Mit dieser Information kamen ein paar aus der Blair-Mannschaft am selben Abend ins Londoner "Global Cafe" zu einem Polit-Event, dessen Timing gut paßte. Hier wurde, im Kreise von Aktivisten, Sympathisanten und Denkfabrikanten der Blairschen Reformlinken, ein neuer Think-tank namens Policy Network ins Leben gerufen, dessen Spezialität die Präsenz im Internet sein wird - zwecks Aufbau eines Kommunikationsnetzes für alle, die reformpolitisch guten Willens und - mehr oder minder unverzagt - auf dem "Dritten Weg" weiterhin unterwegs sind (auch wenn dieses Unternehmen so kaum noch jemand nennt). Meinungen, Analysen und Informationen sollen in diesem Netz in der zeitgerechten neuen Geschwindigkeit ausgetauscht werden, auf dass die "progressiven Regierungen" und ihre Helfer in Europa ihre starke Stellung wenigstens in der alten Welt halten können und entsprechend ausgerüstet in die beiden wichtigen europäischen Wahljahre 2001 und 2002 gehen.

Policy Network, so seine beiden jungen Gründer Fréderic Michél und Andrew Hood, wollen vor allem ein modernes Instrument für den Klub der bisher 15 "progessive governments" sein, die sich in Berlin im Juni 2001 zum ersten mal zu einer Gipfelkonferenz getroffen haben (die nächste Konferenz steigt im September 2001 in Stockholm).

Ein solcher Ausbau des politischen Instrumentariums sei jetzt, nach dem Ausfall Amerikas als Partner der Progressiven - und möglicher Partner der europäischen Rechten -, "notwendiger denn je", sagte die Abgesandte Blairs, Großbritanniens e-commerce-Ministerin Patricia Hewitt. Sie war in den Neunzigerjahren an der Neuorientierung der Labour Party aktiv beteiligt und hatte all die Jahre intensiv mit Bill Clintons New Democrats zusammen gearbeitet hatte ("wir haben viel von einander gelernt"). Im "Global Cafe" machte sie aus ihrer Bitterkeit kein Hehl. "Gore ist die Präsidentschaft gestohlen worden", sagte Patricia Hewitt. Womit sie nicht zuletzt die Stimmung widergab, die im Milieu der Clintons herrscht.

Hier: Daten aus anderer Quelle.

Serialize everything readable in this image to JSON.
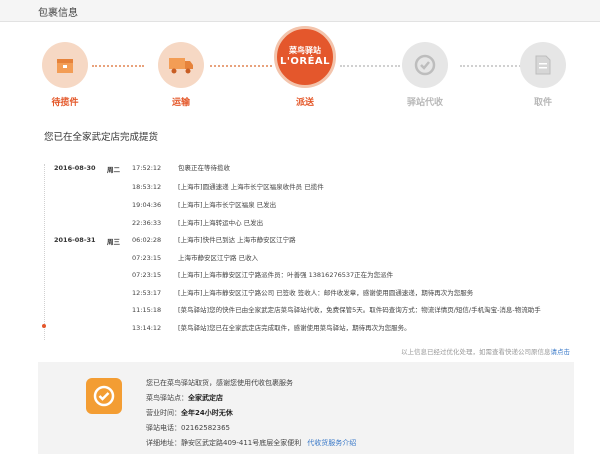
{
  "header": {
    "title": "包裹信息"
  },
  "steps": [
    {
      "label": "待揽件",
      "state": "done",
      "icon": "package-icon"
    },
    {
      "label": "运输",
      "state": "done",
      "icon": "truck-icon"
    },
    {
      "label": "派送",
      "state": "active",
      "icon": "cainiao-loreal-logo",
      "logo_top": "菜鸟驿站",
      "logo_bottom": "L'ORÉAL"
    },
    {
      "label": "驿站代收",
      "state": "pending",
      "icon": "station-icon"
    },
    {
      "label": "取件",
      "state": "pending",
      "icon": "pickup-icon"
    }
  ],
  "status": "您已在全家武定店完成提货",
  "tracking": [
    {
      "date": "2016-08-30",
      "weekday": "周二",
      "time": "17:52:12",
      "msg": "包裹正在等待揽收"
    },
    {
      "date": "",
      "weekday": "",
      "time": "18:53:12",
      "msg": "[上海市]圆通速递 上海市长宁区福泉收件员 已揽件"
    },
    {
      "date": "",
      "weekday": "",
      "time": "19:04:36",
      "msg": "[上海市]上海市长宁区福泉 已发出"
    },
    {
      "date": "",
      "weekday": "",
      "time": "22:36:33",
      "msg": "[上海市]上海转运中心 已发出"
    },
    {
      "date": "2016-08-31",
      "weekday": "周三",
      "time": "06:02:28",
      "msg": "[上海市]快件已到达 上海市静安区江宁路"
    },
    {
      "date": "",
      "weekday": "",
      "time": "07:23:15",
      "msg": "上海市静安区江宁路 已收入"
    },
    {
      "date": "",
      "weekday": "",
      "time": "07:23:15",
      "msg": "[上海市]上海市静安区江宁路派件员：叶善强 13816276537正在为您派件"
    },
    {
      "date": "",
      "weekday": "",
      "time": "12:53:17",
      "msg": "[上海市]上海市静安区江宁路公司 已签收 签收人：邮件收发章，感谢使用圆通速递，期待再次为您服务"
    },
    {
      "date": "",
      "weekday": "",
      "time": "11:15:18",
      "msg": "[菜鸟驿站]您的快件已由全家武定店菜鸟驿站代收，免费保管5天。取件码查询方式：物流详情页/短信/手机淘宝-消息-物流助手"
    },
    {
      "date": "",
      "weekday": "",
      "time": "13:14:12",
      "msg": "[菜鸟驿站]您已在全家武定店完成取件，感谢使用菜鸟驿站，期待再次为您服务。"
    }
  ],
  "note": {
    "text": "以上信息已经过优化处理，如需查看快递公司原信息",
    "link": "请点击"
  },
  "station": {
    "intro": "您已在菜鸟驿站取货，感谢您使用代收包裹服务",
    "name_label": "菜鸟驿站点：",
    "name_value": "全家武定店",
    "hours_label": "营业时间：",
    "hours_value": "全年24小时无休",
    "phone_label": "驿站电话：",
    "phone_value": "02162582365",
    "addr_label": "详细地址：",
    "addr_value": "静安区武定路409-411号底层全家便利",
    "service_link": "代收货服务介绍"
  },
  "colors": {
    "accent": "#e4572c",
    "inactive": "#b8b8b8",
    "link": "#3a79c8"
  }
}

Policy Network ist politisch unabhängig, inhaltlich und personell aber eng mit den Think-tanks von New Labour verknüpft. Die Organisation, ein kleiner Apparat von 7 Mitarbeitern, will mit zwei Web-Sites arbeiten: eine soll öffentlich für Infos und Debatten zu unterschiedlichen Reformthemen zur Verfügung stehen. Sozialstaatsfragen werden dabei ein Schwerpunkt sein. Hier sollen auch Grundsatztexte veröffentlicht werden, wie beispielsweise der von Gerhard Schröders Redenschreiber, Reinhard Hesse, der zur Internet-Premiere einen Beitrag zur deutschen Sozailstaatsreform lieferte, mit deutlich kritischen Tönen gegenüber den Gewerkschaften. Das solche Artikel mit Streitthemen des Lagers Links von der Mitte die Regel sein werden, glaubt Fréderic Michél allerdings nicht: "Nicht alle Regierungschefs geben ihren Autoren soviel Freiheit." Der Franzose, der in England lebt und mit geholfen hat, den "Dritten Weg" auch für Frankreichs Sozialisten einigermaßen begehbar zu machen, kennt seine Pappenheimer; zu beiden Seiten des Ärmelkanals.

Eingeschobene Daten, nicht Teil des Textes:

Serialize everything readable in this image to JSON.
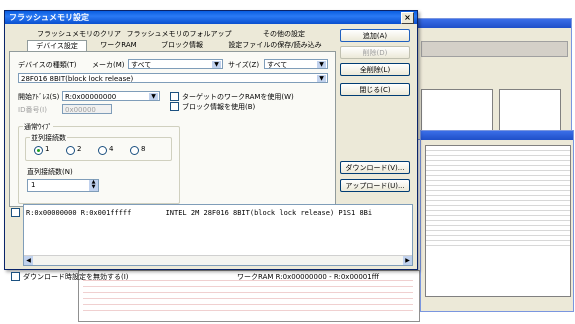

Die zweite Web-Site bleibt den Insidern und Politikmachern vorbehalten. Policy-Network will dem Gedankenaustausch auf dieser Ebene die Sicherheitsstufe des internationalen on-line-Banking zusichern. Doch das ist vielleicht gar nicht das Problem. Eher könnten die gutwilligen Vernetzer auf die Tatsache stoßen, dass nicht jeder Staatsekretär oder Stabschef ein IT-Experte und kundiger Netsurfer ist. Da haben auch "progressive Regierungen" ihre Grenzen.

Daher wird es alsbald auch eine gedruckte Debattenzeitschrift geben. Die Modernisierer sollen da ihre ganz traditionelle off-line-Heimstatt finden.